God has chosen the character of your gift, God has determined the context of your service, God has determined the results of your efforts, and God has ordained the purpose of your gift. Now what are the timeless lessons for us that flow out of Paul's arguments here? Let me give you just a couple of very practical things to consider.

Number one: if you're a believer, God has gifted you to fill a specific role in this local body.

Number two: you need to learn to value the diversity of gifts God has placed within the church. Thank God everybody isn't like me or like you, it takes a lot of different members to make the body work. What if your entire body was a liver? Learn to value the diversity that God has placed within the church.

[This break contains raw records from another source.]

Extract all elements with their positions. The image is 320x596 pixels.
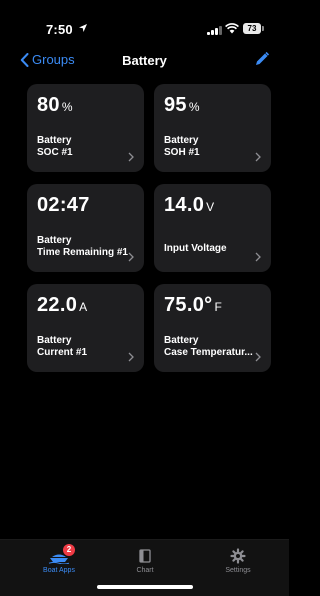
tile-input-voltage[interactable]: 14.0 V Input Voltage: [154, 184, 271, 272]
tile-value: 95%: [164, 94, 200, 116]
cellular-signal-icon: [207, 25, 222, 35]
tile-label: Battery Time Remaining #1: [37, 235, 128, 258]
tile-label: Battery SOH #1: [164, 135, 200, 158]
tile-value: 02:47: [37, 194, 90, 216]
battery-status-icon: 73: [243, 23, 261, 34]
status-time: 7:50: [46, 22, 73, 37]
tab-boat-apps[interactable]: 2 Boat Apps: [19, 544, 99, 574]
wifi-icon: [225, 23, 239, 34]
nav-bar: Groups Battery: [0, 50, 289, 76]
tile-unit: V: [206, 200, 215, 214]
tile-unit: %: [61, 100, 73, 114]
chevron-right-icon: [128, 352, 134, 362]
status-bar: 7:50 73: [0, 0, 289, 44]
tile-unit: A: [79, 300, 88, 314]
chart-page-icon: [139, 549, 151, 563]
tile-label: Battery Current #1: [37, 335, 88, 358]
tile-label: Battery SOC #1: [37, 135, 73, 158]
pencil-icon[interactable]: [254, 51, 270, 67]
chevron-right-icon: [128, 252, 134, 262]
gear-icon: [230, 548, 246, 564]
tab-chart[interactable]: Chart: [105, 548, 185, 574]
location-arrow-icon: [78, 23, 88, 36]
chevron-right-icon: [255, 152, 261, 162]
tile-case-temperature[interactable]: 75.0° F Battery Case Temperatur...: [154, 284, 271, 372]
tile-label: Input Voltage: [164, 243, 227, 254]
tile-label: Battery Case Temperatur...: [164, 335, 253, 358]
tile-battery-current[interactable]: 22.0 A Battery Current #1: [27, 284, 144, 372]
tile-battery-soh[interactable]: 95% Battery SOH #1: [154, 84, 271, 172]
chevron-right-icon: [128, 152, 134, 162]
tile-value: 80%: [37, 94, 73, 116]
gauge-grid: 80% Battery SOC #1 95% Battery SOH #1 02:4…: [27, 84, 272, 372]
tab-label: Settings: [225, 567, 251, 574]
tab-settings[interactable]: Settings: [198, 548, 278, 574]
tab-label: Chart: [136, 567, 154, 574]
tile-value: 14.0 V: [164, 194, 215, 216]
tile-battery-soc[interactable]: 80% Battery SOC #1: [27, 84, 144, 172]
tile-value: 22.0 A: [37, 294, 88, 316]
tile-time-remaining[interactable]: 02:47 Battery Time Remaining #1: [27, 184, 144, 272]
tile-unit: %: [188, 100, 200, 114]
tile-value: 75.0° F: [164, 294, 223, 316]
chevron-right-icon: [255, 352, 261, 362]
battery-nub: [262, 26, 264, 31]
notification-badge: 2: [63, 544, 75, 556]
tab-label: Boat Apps: [43, 567, 75, 574]
chevron-right-icon: [255, 252, 261, 262]
tile-unit: F: [214, 300, 223, 314]
home-indicator: [97, 585, 193, 589]
page-title: Battery: [122, 53, 167, 68]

Number three: don't become discontent with your giftedness as you compare it to others. God gave you the gift He wanted you to have, and He has a role for you, and you will be evaluated not compared to others, but on your faithfulness to use that gift.

Number four: don't consider your gift to be more important than others, not a single one of us can say, "My job, my role in the body is the most important or is more important than so and so." It's not how God arranged the body.

Number five: decide to stop sitting on the sidelines and get involved, go through that insert in your bulletin and find one of the needs, one of the ministries that is in need of help and get involved, go down to the ministry fair see what's available, find a way to begin to fill a role in this local body.

And finally, as you do that, develop a constant awareness that God is sovereign in the character of your gift, in the context of your service and the results of your efforts. Paul writes "Now there are varieties of gifts, but the same Spirit. And there are varieties of ministries, and the same Lord. There are varieties of effects, but the same God who works all things in all persons. But to each one is given the manifestation" or display "of the Spirit for the common good."

Let's pray together. Father, thank you for this clear practical teaching on how you design the church to function like a body, each member filling its role performing its part. Lord, I thank you for the people who make up this church, I thank you for their faithful ministry, there are so many who serve like this. I pray that you would encourage their hearts today that they would see that they serve as unto you, filling the role that you designed them to, being part of the only organization, the only organism that Christ promised to build, the only one that will matter in eternity. And Lord I pray for those who have not yet, for whatever reason, really worked at finding their place of service to you. Lord, I pray that you would challenge them even today. Again father, I thank you for this church, I thank you for the way so many serve. I just pray that you would help us to excel still more. To Your Glory, we pray in Jesus' name. Amen.